A seguir, continuo estampando as "Reminiscências culinárias", de Antônio Houaiss. À mesa, pois!!!

"Aprendi, desde então, que repetir matéria-prima alimentar, prato, receita, feitura - ou é desumanidade mais burrice mais estupidez mais comodismo, ou é exploração do homem pelo homem, isto é, achatamento com aviltamento com depauperamento (físico e mental) do homem. E adorei, desde cedo, a palavra onívoro, que até hoje, muito enfaticamente, pronuncio (como certos outros velhos da minha idade) omnívoro.
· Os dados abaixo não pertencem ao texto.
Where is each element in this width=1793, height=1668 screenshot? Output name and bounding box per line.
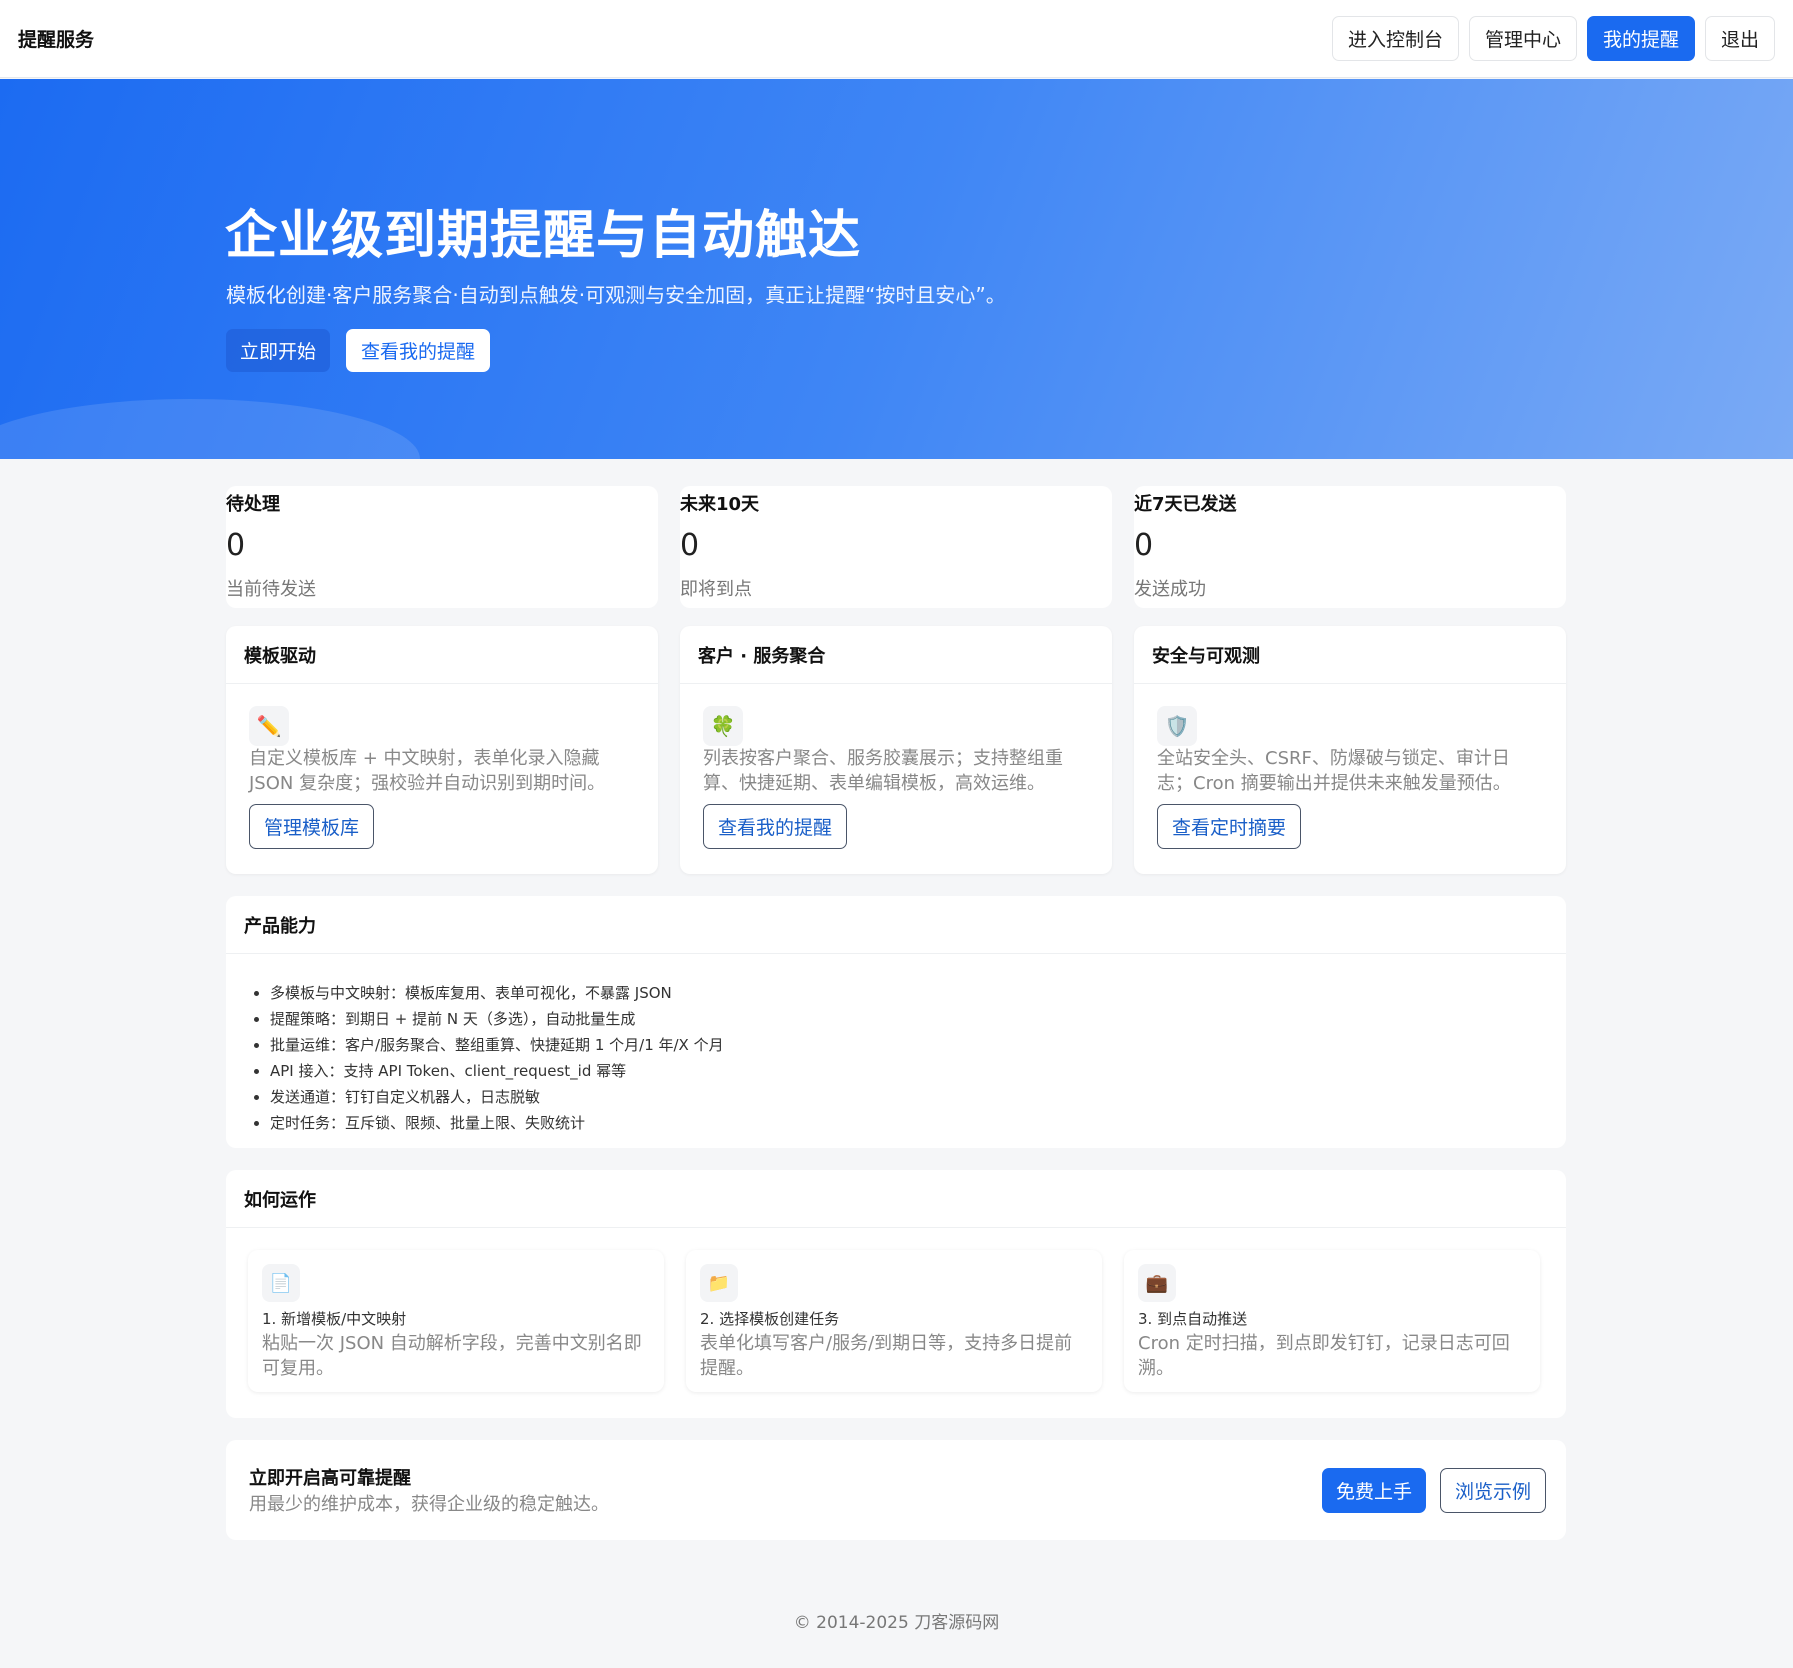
folder-icon: 📁 [700,1264,738,1302]
admin-center-button[interactable]: 管理中心 [1468,16,1577,61]
step-card: 📁 2. 选择模板创建任务 表单化填写客户/服务/到期日等，支持多日提前提醒。 [686,1250,1102,1392]
stat-desc: 发送成功 [1134,579,1206,600]
cta-text: 立即开启高可靠提醒 用最少的维护成本，获得企业级的稳定触达。 [249,1464,609,1516]
start-now-button[interactable]: 立即开始 [226,329,331,372]
step-title: 2. 选择模板创建任务 [700,1310,840,1328]
feature-title: 模板驱动 [226,626,658,684]
capability-card: 产品能力 多模板与中文映射：模板库复用、表单可视化，不暴露 JSON 提醒策略：… [226,896,1566,1148]
feature-text: 全站安全头、CSRF、防爆破与锁定、审计日志；Cron 摘要输出并提供未来触发量… [1157,748,1511,794]
stat-desc: 即将到点 [680,579,752,600]
logout-button[interactable]: 退出 [1704,16,1775,61]
list-item: 发送通道：钉钉自定义机器人，日志脱敏 [270,1084,1566,1110]
feature-cards-row: 模板驱动 ✏️ 自定义模板库 + 中文映射，表单化录入隐藏 JSON 复杂度；强… [226,626,1566,874]
clover-icon: 🍀 [703,706,743,746]
hero-actions: 立即开始 查看我的提醒 [226,329,491,372]
view-reminders-button[interactable]: 查看我的提醒 [703,804,848,849]
view-my-reminders-button[interactable]: 查看我的提醒 [346,329,491,372]
step-text: Cron 定时扫描，到点即发钉钉，记录日志可回溯。 [1138,1333,1510,1379]
step-text: 表单化填写客户/服务/到期日等，支持多日提前提醒。 [700,1333,1073,1379]
capability-list: 多模板与中文映射：模板库复用、表单可视化，不暴露 JSON 提醒策略：到期日 +… [226,954,1566,1136]
stat-title: 未来10天 [680,494,760,515]
step-card: 📄 1. 新增模板/中文映射 粘贴一次 JSON 自动解析字段，完善中文别名即可… [248,1250,664,1392]
list-item: 批量运维：客户/服务聚合、整组重算、快捷延期 1 个月/1 年/X 个月 [270,1032,1566,1058]
document-icon: 📄 [262,1264,300,1302]
how-it-works-card: 如何运作 📄 1. 新增模板/中文映射 粘贴一次 JSON 自动解析字段，完善中… [226,1170,1566,1418]
footer-copyright: © 2014-2025 刀客源码网 [793,1613,1000,1633]
feature-text: 列表按客户聚合、服务胶囊展示；支持整组重算、快捷延期、表单编辑模板，高效运维。 [703,748,1063,794]
my-reminders-button[interactable]: 我的提醒 [1586,16,1695,61]
hero-title: 企业级到期提醒与自动触达 [225,206,862,266]
shield-icon: 🛡️ [1157,706,1197,746]
cta-subtitle: 用最少的维护成本，获得企业级的稳定触达。 [249,1494,609,1515]
how-it-works-title: 如何运作 [226,1170,1566,1228]
step-title: 3. 到点自动推送 [1138,1310,1248,1328]
stat-card-upcoming: 未来10天 0 即将到点 [680,486,1112,608]
stat-title: 待处理 [226,494,280,515]
brand-title: 提醒服务 [18,29,95,51]
cta-title: 立即开启高可靠提醒 [249,1468,411,1489]
feature-title: 安全与可观测 [1134,626,1566,684]
feature-text: 自定义模板库 + 中文映射，表单化录入隐藏 JSON 复杂度；强校验并自动识别到… [249,748,606,794]
cta-bar: 立即开启高可靠提醒 用最少的维护成本，获得企业级的稳定触达。 免费上手 浏览示例 [226,1440,1566,1540]
list-item: API 接入：支持 API Token、client_request_id 幂等 [270,1058,1566,1084]
hero-banner: 企业级到期提醒与自动触达 模板化创建·客户服务聚合·自动到点触发·可观测与安全加… [0,79,1793,459]
cta-actions: 免费上手 浏览示例 [1321,1467,1546,1513]
view-cron-summary-button[interactable]: 查看定时摘要 [1157,804,1302,849]
main-content: 待处理 0 当前待发送 未来10天 0 即将到点 近7天已发送 0 发送成功 模… [226,486,1566,1540]
list-item: 提醒策略：到期日 + 提前 N 天（多选），自动批量生成 [270,1006,1566,1032]
feature-card-aggregation: 客户 · 服务聚合 🍀 列表按客户聚合、服务胶囊展示；支持整组重算、快捷延期、表… [680,626,1112,874]
steps-row: 📄 1. 新增模板/中文映射 粘贴一次 JSON 自动解析字段，完善中文别名即可… [226,1228,1566,1392]
nav-actions: 进入控制台 管理中心 我的提醒 退出 [1331,16,1775,61]
stat-value: 0 [1134,528,1154,563]
list-item: 多模板与中文映射：模板库复用、表单可视化，不暴露 JSON [270,980,1566,1006]
stat-value: 0 [226,528,246,563]
stat-card-pending: 待处理 0 当前待发送 [226,486,658,608]
stat-value: 0 [680,528,700,563]
capability-title: 产品能力 [226,896,1566,954]
stat-card-sent: 近7天已发送 0 发送成功 [1134,486,1566,608]
browse-examples-button[interactable]: 浏览示例 [1439,1467,1546,1513]
hero-wave-decoration [0,399,420,459]
stats-row: 待处理 0 当前待发送 未来10天 0 即将到点 近7天已发送 0 发送成功 [226,486,1566,608]
feature-title: 客户 · 服务聚合 [680,626,1112,684]
briefcase-icon: 💼 [1138,1264,1176,1302]
free-start-button[interactable]: 免费上手 [1321,1467,1426,1513]
hero-subtitle: 模板化创建·客户服务聚合·自动到点触发·可观测与安全加固，真正让提醒“按时且安心… [226,283,1006,307]
feature-card-security: 安全与可观测 🛡️ 全站安全头、CSRF、防爆破与锁定、审计日志；Cron 摘要… [1134,626,1566,874]
manage-templates-button[interactable]: 管理模板库 [249,804,375,849]
pencil-icon: ✏️ [249,706,289,746]
console-button[interactable]: 进入控制台 [1331,16,1459,61]
step-title: 1. 新增模板/中文映射 [262,1310,407,1328]
step-text: 粘贴一次 JSON 自动解析字段，完善中文别名即可复用。 [262,1333,642,1379]
feature-card-template: 模板驱动 ✏️ 自定义模板库 + 中文映射，表单化录入隐藏 JSON 复杂度；强… [226,626,658,874]
list-item: 定时任务：互斥锁、限频、批量上限、失败统计 [270,1110,1566,1136]
top-navbar: 提醒服务 进入控制台 管理中心 我的提醒 退出 [0,0,1793,78]
stat-title: 近7天已发送 [1134,494,1237,515]
step-card: 💼 3. 到点自动推送 Cron 定时扫描，到点即发钉钉，记录日志可回溯。 [1124,1250,1540,1392]
stat-desc: 当前待发送 [226,579,316,600]
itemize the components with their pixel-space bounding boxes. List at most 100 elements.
Já a partir desse momento comecei a desconfiar dos boas-bocas. São esses seres que, se convidados para uma refeição em sua casa, o tranquilizam, afirmando que são boa-boca. Livrei-me cedo dessa peste, quando recebi uma delas e pedi a minha mãe que requintasse. A peste foi impotente de sequer tocar num só dos pratos oferecidos - rejubilando-se com a solução 'de indústria', uns restos de feijão preto, de arroz, de farinha de mandioca, de laranja cortada e um bife frito na hora -, que o monstrinho honrou bobamente feliz, na sua felicidade cotidiana, para tristeza e constrangimento nosso. (Nutro, vindicativamente, a ilusão de que o inferno é pavimentado de muitos e muitas boas-bocas.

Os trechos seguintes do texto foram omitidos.